Abstract: Gradient Boosted Trees have become a widely used method for prediction using structured data. They generally provide the best predictive power, but are sometimes criticized for being "difficult to interpret". However, to some degree, this criticism is misdirected -- rather than being uninterpretable, they simply have more complicated interpretations, reflecting a more sophisticated understanding of the underlying dynamics of the variables.
In this workshop, we will work hands-on using XGBoost with real-world data sets to demonstrate how to approach data sets with the twin goals of prediction and understanding in a manner such that improvements in one area yield improvements in the other. Using modern tooling such as Individual Conditional Expectation (ICE) plots and SHAP, as well as a sense of curiosity, we will extract powerful insights that could not be gained from simpler methods. In particular, attention will be placed on how to approach a data set with the goal of understanding as well as prediction.
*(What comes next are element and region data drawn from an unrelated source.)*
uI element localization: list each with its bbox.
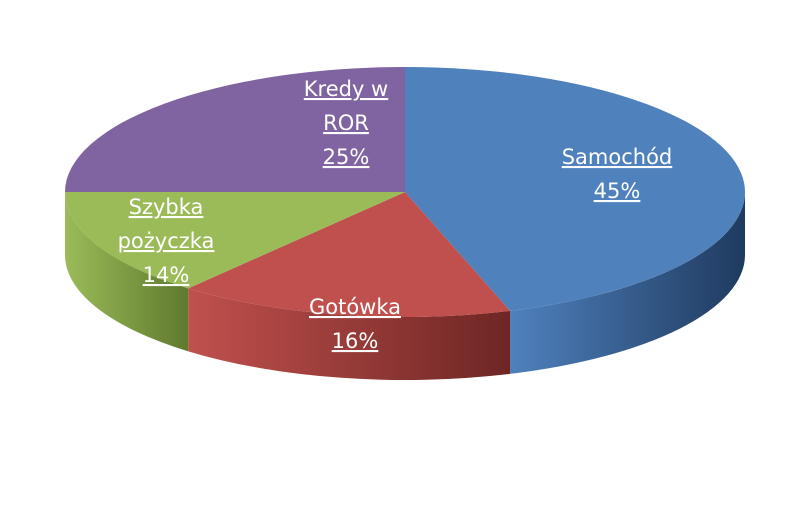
slice-label-line: 14% <box>143 263 190 287</box>
slice-label-line: ROR <box>323 111 369 135</box>
slice-label-2: Szybka pożyczka 14% <box>118 195 215 287</box>
pie-slice-3 <box>65 67 405 192</box>
slice-label-line: Gotówka <box>309 295 401 319</box>
pie-slice-0 <box>405 67 745 311</box>
pie-slice-2 <box>64 192 405 289</box>
pie-side-1 <box>188 288 511 380</box>
slice-label-line: Kredy w <box>304 77 388 101</box>
pie-side-2 <box>64 192 189 352</box>
slice-label-line: pożyczka <box>118 229 215 253</box>
slice-label-3: Kredy w ROR 25% <box>304 77 388 169</box>
slice-labels: Samochód 45% Gotówka 16% Szybka pożyczka 14% Kr… <box>118 77 673 353</box>
pie-slices <box>64 67 745 317</box>
pie-side-0 <box>510 192 745 374</box>
slice-label-line: 45% <box>594 179 641 203</box>
slice-label-line: Szybka <box>129 195 204 219</box>
pie-slice-1 <box>188 192 511 317</box>
slice-label-line: Samochód <box>562 145 673 169</box>
pie-sides <box>64 192 745 380</box>
slice-label-line: 16% <box>332 329 379 353</box>
slice-label-1: Gotówka 16% <box>309 295 401 353</box>
slice-label-line: 25% <box>323 145 370 169</box>
slice-label-0: Samochód 45% <box>562 145 673 203</box>
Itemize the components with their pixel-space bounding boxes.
Bio: Brian Lucena is Principal at Lucena Consulting and a consulting Data Scientist at Agentero. An applied mathematician in every sense, he is passionate about applying modern machine learning techniques to understand the world and act upon it. In previous roles he has served as SVP of Analytics at PCCI, Principal Data Scientist at Clover Health, and Chief Mathematician at Guardian Analytics. He has taught at numerous institutions including UC-Berkeley, Brown, USF, and the Metis Data Science Bootcamp.